Monday, February 3, 2014

Dominance in Elephants: Who is in Charge Here?

by Lisa Barrett


Imagine your great grandmother always picking which restaurants your sisters, aunts, and mother will go to while your teenage brother leaves the family and joins a group of other men…

How do elephants pick a leader? Who is next in the chain of command? This blog will answer your questions about dominance in elephants.

Like many animals, elephants form a hierarchy within their social structure, thereby reducing conflict over resources (such as food, water, and space).  In elephants, a matriarch (the oldest and wisest female) leads her bond group of related females to find food and water and to avoid predators. If the herd becomes too large for the available food or water supply, some of the females might split off from the herd and form their own groups, each headed by an older relative. In this way, we know that elephants live in fission-fusion societies. However, scientists are still investigating the complexities of elephant social structure. 


Matriarchs have great memories for where water is located.

Dominance in males is a little different than that in females, or cows. Males, or bulls, form bachelor herds when they reach sexual maturity. For example, while the dominant cow is the herd leader, the dominant bull is usually the individual that mates with the most females and beats out other males in contests of strength. Interestingly, dominant bulls who are in musth tend to remain in musth (and maintain a higher production of testosterone) longer than younger, less dominant bulls. Read more about musth here: http://bit.ly/1eJSCyj.


Male elephants may become aggressive when they go into musth.

Photo by: Lisa Barrett

In male elephants, there is a possibility of a takeover. Bulls who enter musth but are lower-ranking may challenge the dominant individual to gain a temporary access to females who are in estrus. In fact, being in musth gives males an advantage over non-musth males, because a chemical secretion signals to females that they are ready to mate. This process, in which different bulls enter musth and get access to females, allows for a fair system of which males get to mate and also makes the population genetically diverse. Interestingly, an alternative reproductive strategy has evolved in which males enter musth when dominant males are not in musth.
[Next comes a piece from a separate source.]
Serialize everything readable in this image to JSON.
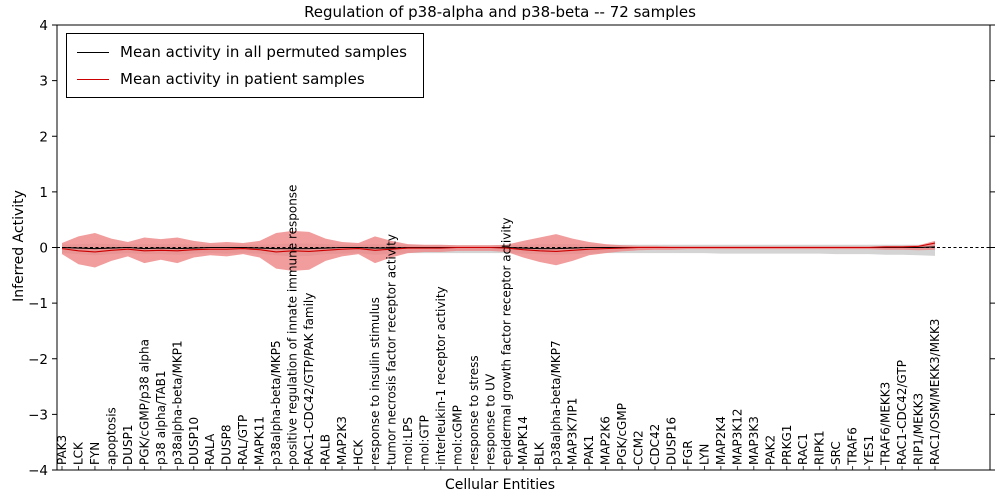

Fighting over access to females is risky. It usually involves two males clashing together their long, ivory tusks, rearing on top of one another, and perhaps sustaining injury (including breakage of tusks) or even death. The winner usually gains priority access to females—talk about making sacrifices in the name of love!


Two male African elephants fight with their tusks.

Photo by: Caitlin O'Connell and Timothy Rodwell

It is important for conservationists to remember that poaching wild elephants not only causes a traumatic instant for the families of the elephants being killed, but it also has devastating, long-term consequences. After all, if the eldest female (or male) elephant is no longer part of the herd, she cannot impart her knowledge to her family members, and so younger elephants have no leader from which to learn. This has already proven to be catastrophic for young male African elephants who, without an older male to guide them, became highly aggressive and attacked many humans and rhinoceroses. Therefore, the wisdom of dominant individuals is critical for the rest of the herd to learn how to behave and survive.